(一)
那一天天藍如洗,金黃色的小雛菊開得漫山遍野。我采了一懷,仍貪心著往山深處趕。走累了,坐在半山腰彎彎曲曲的小路邊休息。
倚著小路的一戶農家小院裏,麵東有五六間磚木結構的房屋,小腿般粗的木椽子排隊撐著屋簷,素瓦木門,小院整齊幹淨,一叢大麗花開得紅豔。院子裏拉著的長條鐵絲上騎著幾件洗好的衣服。滿院子明媚陽光。
意欲湊近了去拍那叢紅豔的花兒,正嚷嚷著,木門吱呀一聲,掀簾走出來一位慈眉善目的老媽媽。我們跟她打招呼,問能否進去給花兒拍照,她欣然應允。問及年齡,說六十八歲了。老媽媽好客,端來小板凳讓我們坐,又泡了茶水一一捧給我們。
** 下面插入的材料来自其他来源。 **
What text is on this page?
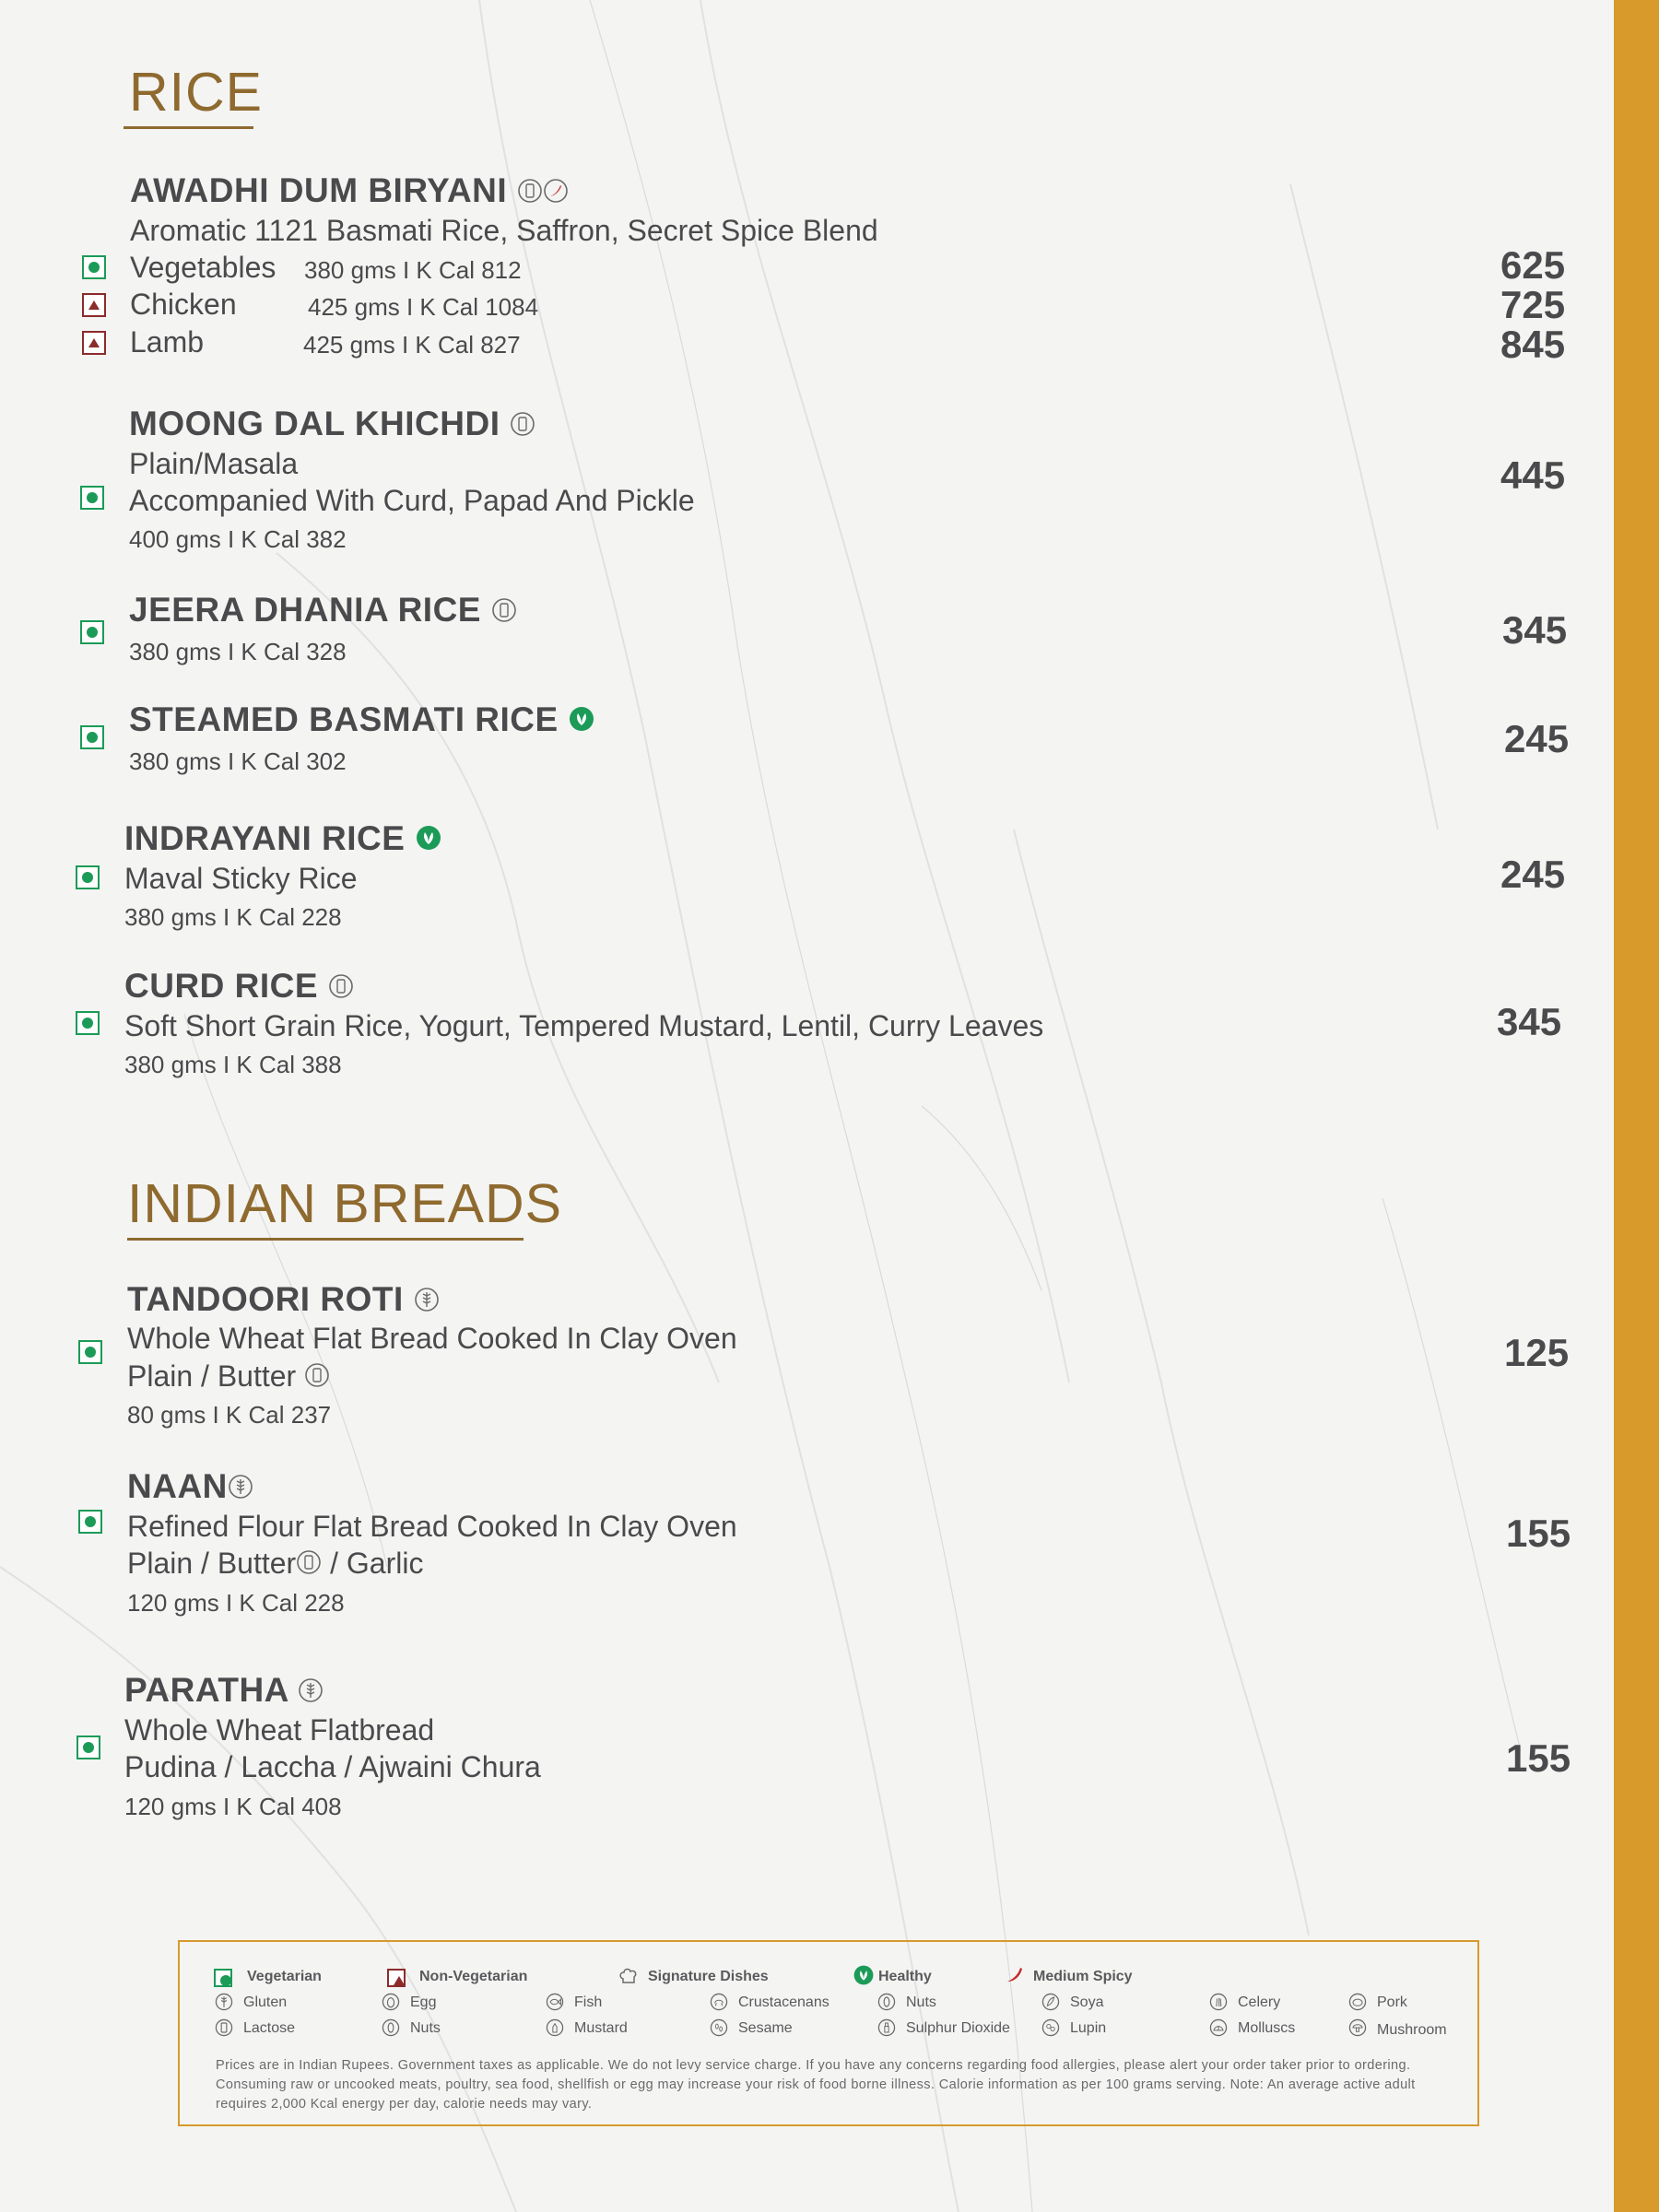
RICE
AWADHI DUM BIRYANI
Aromatic 1121 Basmati Rice, Saffron, Secret Spice Blend
Vegetables 380 gms I K Cal 812	625
Chicken	425 gms I K Cal 1084	725
Lamb	425 gms I K Cal 827	845
MOONG DAL KHICHDI
Plain/Masala
Accompanied With Curd, Papad And Pickle
400 gms I K Cal 382
445
JEERA DHANIA RICE
380 gms I K Cal 328	345
STEAMED BASMATI RICE
380 gms I K Cal 302
245
INDRAYANI RICE
Maval Sticky Rice
380 gms I K Cal 228
245
CURD RICE
Soft Short Grain Rice, Yogurt, Tempered Mustard, Lentil, Curry Leaves
380 gms I K Cal 388
345
INDIAN BREADS
TANDOORI ROTI
Whole Wheat Flat Bread Cooked In Clay Oven
Plain / Butter
80 gms I K Cal 237
125
NAAN
Refined Flour Flat Bread Cooked In Clay Oven
Plain / Butter / Garlic
120 gms I K Cal 228
155
PARATHA
Whole Wheat Flatbread
Pudina / Laccha / Ajwaini Chura
120 gms I K Cal 408
155
Vegetarian	Non-Vegetarian	Signature Dishes	Healthy	Medium Spicy
Gluten	Egg	Fish	Crustacenans	Nuts	Soya	Celery	Pork
Lactose	Nuts	Mustard	Sesame	Sulphur Dioxide	Lupin	Molluscs	Mushroom
Prices are in Indian Rupees. Government taxes as applicable. We do not levy service charge. If you have any concerns regarding food allergies, please alert your order taker prior to ordering. Consuming raw or uncooked meats, poultry, sea food, shellfish or egg may increase your risk of food borne illness. Calorie information as per 100 grams serving. Note: An average active adult requires 2,000 Kcal energy per day, calorie needs may vary.
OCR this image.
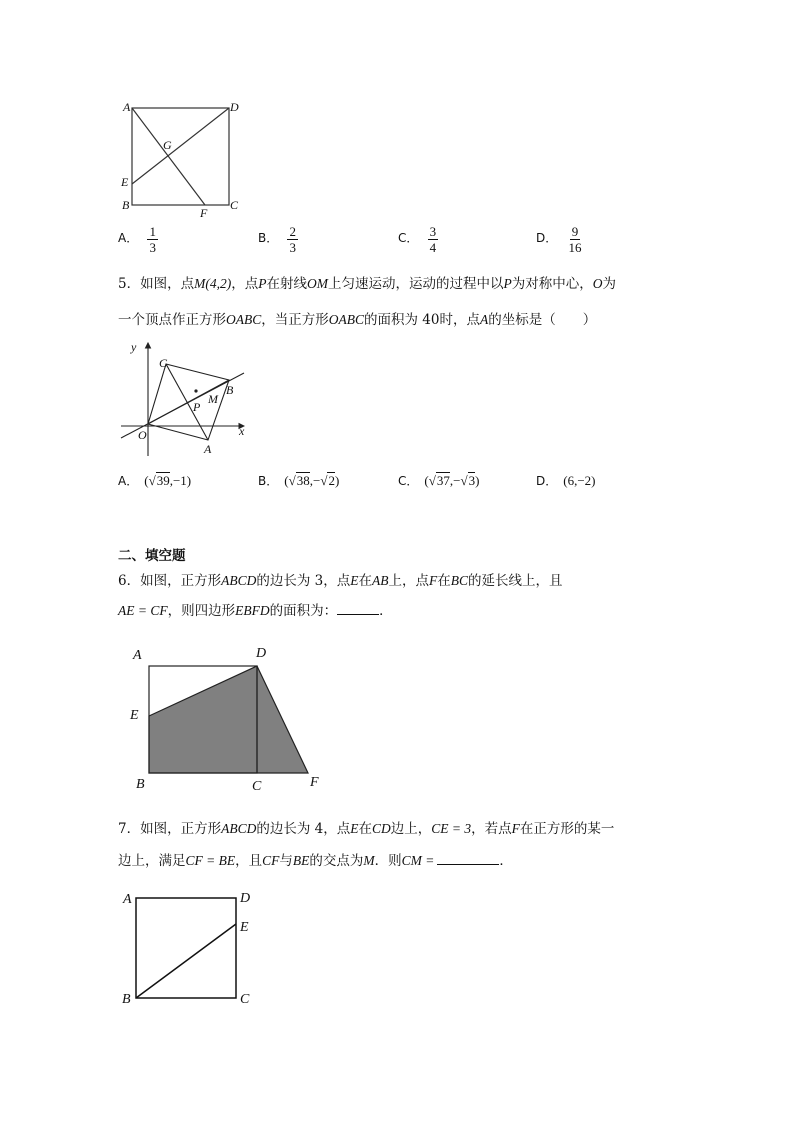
A	D
G
E
B
F
C
A． $\frac{1}{3}$	B． $\frac{2}{3}$	C． $\frac{3}{4}$	D． $\frac{9}{16}$
5．如图，点M(4,2)，点P在射线OM上匀速运动，运动的过程中以P为对称中心，O为
一个顶点作正方形OABC，当正方形OABC的面积为 40时，点A的坐标是（　　）
y
x
O
C
B
M
P
A
A． (√39,−1)	B． (√38,−√2)	C． (√37,−√3)	D． (6,−2)
二、填空题
6．如图，正方形ABCD的边长为 3，点E在AB上，点F在BC的延长线上，且
AE = CF，则四边形EBFD的面积为：	．
A	D
E
B	C	F
7．如图，正方形ABCD的边长为 4，点E在CD边上，CE = 3，若点F在正方形的某一
边上，满足CF = BE，且CF与BE的交点为M．则CM =	．
A	D
E
B	C
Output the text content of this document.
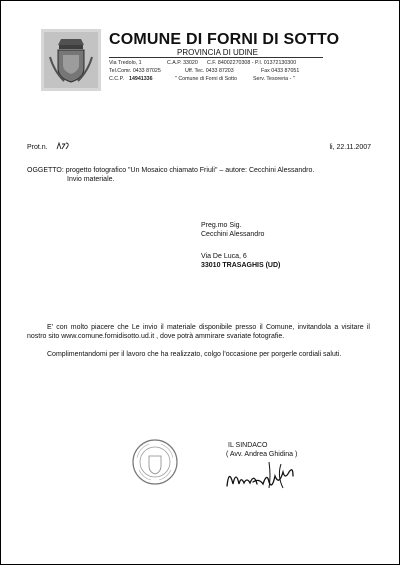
COMUNE DI FORNI DI SOTTO
PROVINCIA DI UDINE
Via Tredolo, 1	C.A.P. 33020 C.F. 84002270308 - P.I. 01372130300
Tel.Comr. 0433 87025	Uff. Tec. 0433 87203	Fax 0433 87051
C.C.P. 14941336	" Comune di Forni di Sotto	Serv. Tesoreria - "
Prot.n.	li, 22.11.2007
OGGETTO: progetto fotografico "Un Mosaico chiamato Friuli" – autore: Cecchini Alessandro.
Invio materiale.
Preg.mo Sig.
Cecchini Alessandro
Via De Luca, 6
33010 TRASAGHIS (UD)

E' con molto piacere che Le invio il materiale disponibile presso il Comune, invitandola a visitare il nostro sito www.comune.fornidisotto.ud.it , dove potrà ammirare svariate fotografie.

Complimentandomi per il lavoro che ha realizzato, colgo l'occasione per porgerle cordiali saluti.

IL SINDACO
( Avv. Andrea Ghidina )
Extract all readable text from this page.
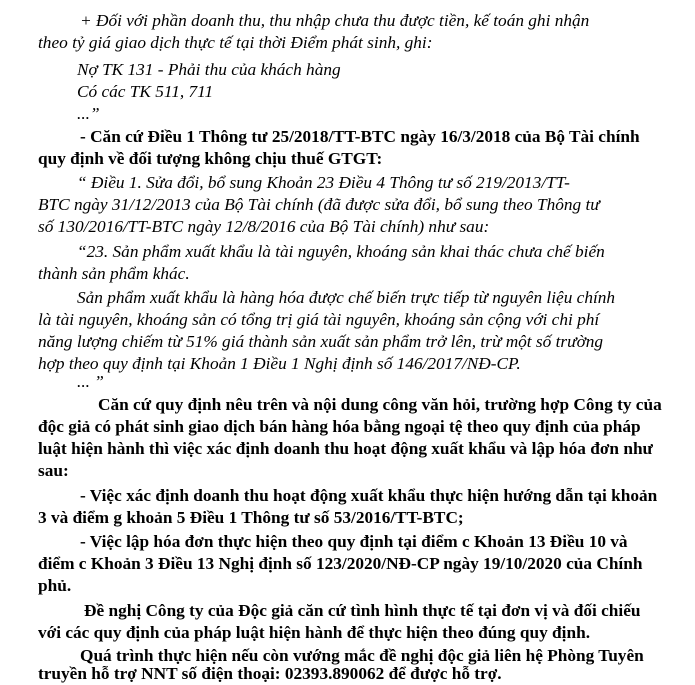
+ Đối với phần doanh thu, thu nhập chưa thu được tiền, kế toán ghi nhận
theo tỷ giá giao dịch thực tế tại thời Điểm phát sinh, ghi:
Nợ TK 131 - Phải thu của khách hàng
Có các TK 511, 711
...”
- Căn cứ Điều 1 Thông tư 25/2018/TT-BTC ngày 16/3/2018 của Bộ Tài chính
quy định về đối tượng không chịu thuế GTGT:
“ Điều 1. Sửa đổi, bổ sung Khoản 23 Điều 4 Thông tư số 219/2013/TT-
BTC ngày 31/12/2013 của Bộ Tài chính (đã được sửa đổi, bổ sung theo Thông tư
số 130/2016/TT-BTC ngày 12/8/2016 của Bộ Tài chính) như sau:
“23. Sản phẩm xuất khẩu là tài nguyên, khoáng sản khai thác chưa chế biến
thành sản phẩm khác.
Sản phẩm xuất khẩu là hàng hóa được chế biến trực tiếp từ nguyên liệu chính
là tài nguyên, khoáng sản có tổng trị giá tài nguyên, khoáng sản cộng với chi phí
năng lượng chiếm từ 51% giá thành sản xuất sản phẩm trở lên, trừ một số trường
hợp theo quy định tại Khoản 1 Điều 1 Nghị định số 146/2017/NĐ-CP.
... ”
Căn cứ quy định nêu trên và nội dung công văn hỏi, trường hợp Công ty của
độc giả có phát sinh giao dịch bán hàng hóa bằng ngoại tệ theo quy định của pháp
luật hiện hành thì việc xác định doanh thu hoạt động xuất khẩu và lập hóa đơn như
sau:
- Việc xác định doanh thu hoạt động xuất khẩu thực hiện hướng dẫn tại khoản
3 và điểm g khoản 5 Điều 1 Thông tư số 53/2016/TT-BTC;
- Việc lập hóa đơn thực hiện theo quy định tại điểm c Khoản 13 Điều 10 và
điểm c Khoản 3 Điều 13 Nghị định số 123/2020/NĐ-CP ngày 19/10/2020 của Chính
phủ.
Đề nghị Công ty của Độc giả căn cứ tình hình thực tế tại đơn vị và đối chiếu
với các quy định của pháp luật hiện hành để thực hiện theo đúng quy định.
Quá trình thực hiện nếu còn vướng mắc đề nghị độc giả liên hệ Phòng Tuyên
truyền hỗ trợ NNT số điện thoại: 02393.890062 để được hỗ trợ.
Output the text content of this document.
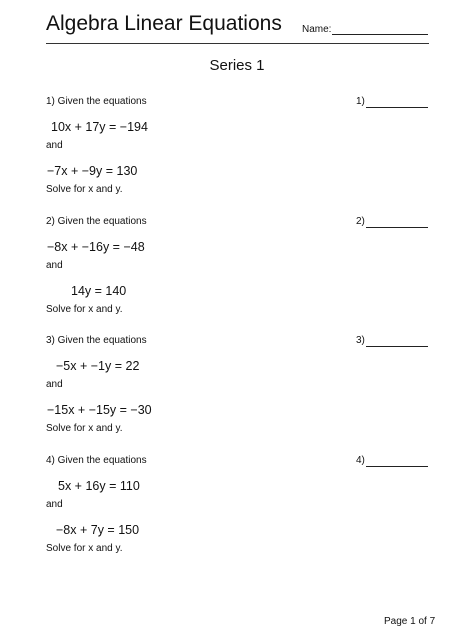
Algebra Linear Equations Name:
Series 1
1) Given the equations	1)
10x + 17y = −194
and
−7x + −9y = 130
Solve for x and y.
2) Given the equations	2)
−8x + −16y = −48
and
14y = 140
Solve for x and y.
3) Given the equations	3)
−5x + −1y = 22
and
−15x + −15y = −30
Solve for x and y.
4) Given the equations	4)
5x + 16y = 110
and
−8x + 7y = 150
Solve for x and y.
Page 1 of 7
院子裏那叢大麗花有一人多高,碗口大的花朵展翅欲飛,旁邊六行嫩韭菜,貼著韭菜一溜兒擺著幾盆蘭草,有兩盆已經在抽蕾。喜歡不盡那些旺盛的蘭草,誇讚她是個細致人。老媽媽說蘭草苗是小孫孫幾年前從山裏挖來的,當時像韭菜苗一樣弱,她養滿一盆,又分一盆,不知不覺就養了一排。她說蘭草年年秋天開好看的花兒,可香了。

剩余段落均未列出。